MINGE, Judge (dissenting)

            I respectfully dissent.  I agree with the majority that the district court did not err in granting summary judgment against appellant with respect to the fraud claim.  However, summary judgment should not have been entered against the appellant’s claims under paragraph 3, “Seller’s Representations and Warranties” of the Business Sale Agreement.  That paragraph is ambiguous; its reach is unclear.  Subparagraph 3(d) of the Business Sale Agreement titled “Financial Disclosures” reads as follows:

(d)  Financial Disclosures.  Seller has furnished Buyer with financial data reflecting the operations of the Business.  All financial disclosures fairly present the financial position  of Seller and the results of its operations.  Seller warrants that all information provided to Buyer, including information with respect to inventories, revenues and costs, is true and accurate.  Seller acknowledges that Buyer has relied upon data provided by Seller in order to formulate its purchase price.

 

(Emphasis added.)  Subparagraph 3(g) entitled “Completeness of Disclosures” reads as follows:

(g)  Completeness of Disclosures.  None of the representations or warranties made by Seller contains or will contain any untrue statement of a material fact or omits or will omit any material fact, the omission of which would be misleading.

 

(Emphasis added.)  I submit that the language in subparagraphs 3(d) and 3(g) does not exclude oral representations. 

Oral representations that Lloyd, Daniel, and Mark Olsen were not active in the business, that the current employees could successfully operate the business on their own, and that the then-current inventory level was adequate appear to be seen as a type of financial disclosure.  These representations appear to be “information with respect to inventories . . . and costs” and are “data” as those terms are used in subparagraph 3(d).  Appellant has introduced evidence that these claimed representations go to the core of the financial prospects of a business.  If erroneous, each would be an “untrue statement of a material fact” or if not complete, each may omit a “material fact, the omission of which would be misleading.”  The nature and extent of the discussions in which representations were made, whether these representations are “financial disclosures” covered by paragraph 3 of the Business Sale Agreement, and whether appellant misconstrued them or unjustifiably viewed them as warranties involve extrinsic evidence.  Resolving ambiguities with the use of extrinsic evidence is a question of fact for trial.  Turner v. Alpha Phi Sorority House, 276 N.W.2d 63, 66 (Minn. 1979). 
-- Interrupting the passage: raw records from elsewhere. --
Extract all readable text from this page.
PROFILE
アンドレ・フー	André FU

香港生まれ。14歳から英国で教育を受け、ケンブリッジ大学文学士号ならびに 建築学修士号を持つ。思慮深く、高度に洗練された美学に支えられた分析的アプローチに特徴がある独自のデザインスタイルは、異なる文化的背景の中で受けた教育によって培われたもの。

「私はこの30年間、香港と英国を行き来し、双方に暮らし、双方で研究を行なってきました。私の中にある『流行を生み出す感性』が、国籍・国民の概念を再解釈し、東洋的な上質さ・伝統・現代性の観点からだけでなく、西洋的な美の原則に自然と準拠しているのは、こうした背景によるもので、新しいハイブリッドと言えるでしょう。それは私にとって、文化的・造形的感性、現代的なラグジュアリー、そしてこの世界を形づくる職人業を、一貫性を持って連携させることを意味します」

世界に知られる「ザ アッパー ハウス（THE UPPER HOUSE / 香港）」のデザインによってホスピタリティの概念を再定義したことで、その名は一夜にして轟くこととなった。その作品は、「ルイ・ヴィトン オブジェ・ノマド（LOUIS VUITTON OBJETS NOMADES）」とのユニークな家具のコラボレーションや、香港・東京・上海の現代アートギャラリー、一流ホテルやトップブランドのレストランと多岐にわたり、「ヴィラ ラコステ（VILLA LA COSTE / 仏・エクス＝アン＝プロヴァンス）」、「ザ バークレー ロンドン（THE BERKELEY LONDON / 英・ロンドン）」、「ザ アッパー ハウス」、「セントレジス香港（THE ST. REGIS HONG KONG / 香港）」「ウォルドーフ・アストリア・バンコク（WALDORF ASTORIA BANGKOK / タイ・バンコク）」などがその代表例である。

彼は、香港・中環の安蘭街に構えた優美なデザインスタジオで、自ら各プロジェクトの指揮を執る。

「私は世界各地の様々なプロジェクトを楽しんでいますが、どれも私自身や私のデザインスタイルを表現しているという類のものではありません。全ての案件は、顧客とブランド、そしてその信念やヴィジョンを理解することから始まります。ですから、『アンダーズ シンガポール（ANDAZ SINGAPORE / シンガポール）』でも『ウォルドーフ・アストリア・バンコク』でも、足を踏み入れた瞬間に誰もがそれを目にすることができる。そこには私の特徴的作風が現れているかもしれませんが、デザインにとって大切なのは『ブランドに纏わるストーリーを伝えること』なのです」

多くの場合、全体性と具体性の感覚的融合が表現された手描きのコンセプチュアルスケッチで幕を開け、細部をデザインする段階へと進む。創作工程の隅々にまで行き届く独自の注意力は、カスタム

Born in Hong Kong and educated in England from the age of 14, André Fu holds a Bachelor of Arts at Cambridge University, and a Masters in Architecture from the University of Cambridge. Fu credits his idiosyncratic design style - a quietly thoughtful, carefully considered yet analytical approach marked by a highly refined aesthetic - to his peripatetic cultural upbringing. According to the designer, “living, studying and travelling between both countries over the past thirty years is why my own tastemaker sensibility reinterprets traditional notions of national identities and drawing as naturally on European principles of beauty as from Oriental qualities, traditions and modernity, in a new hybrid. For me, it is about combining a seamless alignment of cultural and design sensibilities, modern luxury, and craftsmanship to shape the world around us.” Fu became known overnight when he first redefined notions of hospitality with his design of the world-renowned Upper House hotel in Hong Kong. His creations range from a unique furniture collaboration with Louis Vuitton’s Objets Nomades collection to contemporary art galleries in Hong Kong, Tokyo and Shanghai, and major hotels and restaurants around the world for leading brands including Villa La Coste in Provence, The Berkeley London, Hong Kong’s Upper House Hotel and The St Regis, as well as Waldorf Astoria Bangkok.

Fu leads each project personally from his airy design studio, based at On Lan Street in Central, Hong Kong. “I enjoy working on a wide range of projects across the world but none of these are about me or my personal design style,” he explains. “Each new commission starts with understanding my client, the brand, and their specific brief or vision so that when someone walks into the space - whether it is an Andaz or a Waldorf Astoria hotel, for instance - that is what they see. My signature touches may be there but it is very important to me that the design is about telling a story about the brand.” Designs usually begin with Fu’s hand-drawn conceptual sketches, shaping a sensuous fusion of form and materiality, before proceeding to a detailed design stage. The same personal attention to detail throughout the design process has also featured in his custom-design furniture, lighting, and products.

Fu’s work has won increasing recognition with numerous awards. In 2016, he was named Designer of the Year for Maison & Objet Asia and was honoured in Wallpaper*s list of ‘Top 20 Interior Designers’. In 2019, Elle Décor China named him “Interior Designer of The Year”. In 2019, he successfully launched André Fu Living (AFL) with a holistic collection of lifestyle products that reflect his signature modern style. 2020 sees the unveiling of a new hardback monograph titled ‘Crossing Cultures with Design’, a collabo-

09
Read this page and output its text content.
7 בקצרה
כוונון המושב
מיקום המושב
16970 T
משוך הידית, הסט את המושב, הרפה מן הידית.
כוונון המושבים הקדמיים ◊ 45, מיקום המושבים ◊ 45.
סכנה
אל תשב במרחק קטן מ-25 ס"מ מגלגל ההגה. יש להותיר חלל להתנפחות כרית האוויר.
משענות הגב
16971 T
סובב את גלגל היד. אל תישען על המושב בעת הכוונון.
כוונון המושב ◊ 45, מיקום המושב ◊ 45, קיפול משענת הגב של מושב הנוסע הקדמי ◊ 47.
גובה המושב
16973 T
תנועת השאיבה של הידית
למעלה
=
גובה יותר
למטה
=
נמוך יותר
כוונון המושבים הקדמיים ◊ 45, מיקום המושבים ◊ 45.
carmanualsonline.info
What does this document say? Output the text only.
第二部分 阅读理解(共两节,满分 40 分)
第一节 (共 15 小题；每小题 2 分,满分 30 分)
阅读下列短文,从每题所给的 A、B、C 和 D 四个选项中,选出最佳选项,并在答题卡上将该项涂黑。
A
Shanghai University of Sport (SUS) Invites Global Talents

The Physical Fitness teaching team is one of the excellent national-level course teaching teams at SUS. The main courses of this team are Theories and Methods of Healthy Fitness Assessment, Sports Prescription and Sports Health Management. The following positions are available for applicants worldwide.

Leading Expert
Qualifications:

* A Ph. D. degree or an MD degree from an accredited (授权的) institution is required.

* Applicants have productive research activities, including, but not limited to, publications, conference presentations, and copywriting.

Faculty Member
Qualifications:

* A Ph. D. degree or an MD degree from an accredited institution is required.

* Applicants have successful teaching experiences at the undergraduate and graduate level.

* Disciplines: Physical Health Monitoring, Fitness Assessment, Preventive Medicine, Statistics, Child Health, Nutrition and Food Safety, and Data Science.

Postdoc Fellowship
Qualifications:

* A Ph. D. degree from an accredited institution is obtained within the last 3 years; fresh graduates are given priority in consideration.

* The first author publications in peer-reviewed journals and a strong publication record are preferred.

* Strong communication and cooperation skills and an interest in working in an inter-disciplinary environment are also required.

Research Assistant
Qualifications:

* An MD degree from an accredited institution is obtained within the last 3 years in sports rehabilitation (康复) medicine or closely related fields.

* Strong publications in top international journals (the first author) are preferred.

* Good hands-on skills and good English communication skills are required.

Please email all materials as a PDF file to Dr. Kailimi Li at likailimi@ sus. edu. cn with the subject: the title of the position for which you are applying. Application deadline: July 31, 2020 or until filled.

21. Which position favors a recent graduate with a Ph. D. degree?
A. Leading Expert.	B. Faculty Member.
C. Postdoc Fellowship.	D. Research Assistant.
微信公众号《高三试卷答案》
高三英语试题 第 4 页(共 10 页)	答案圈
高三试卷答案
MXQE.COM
I am not suggesting that appellant should prevail.  Rather, I would reverse the summary judgment on the breach of warranty claim.  Representations, warranties, and financial disclosures should be held to an exacting standard.

 



* Retired judge of the Minnesota Court of Appeals, serving by appointment pursuant to Minn. Const. art. VI, § 10.

[1] Because we conclude that the timing of the statements precludes any finding of inducement or reliance, we decline to consider other arguments the district court found persuasive concerning inducement or the existence of reasonable reliance.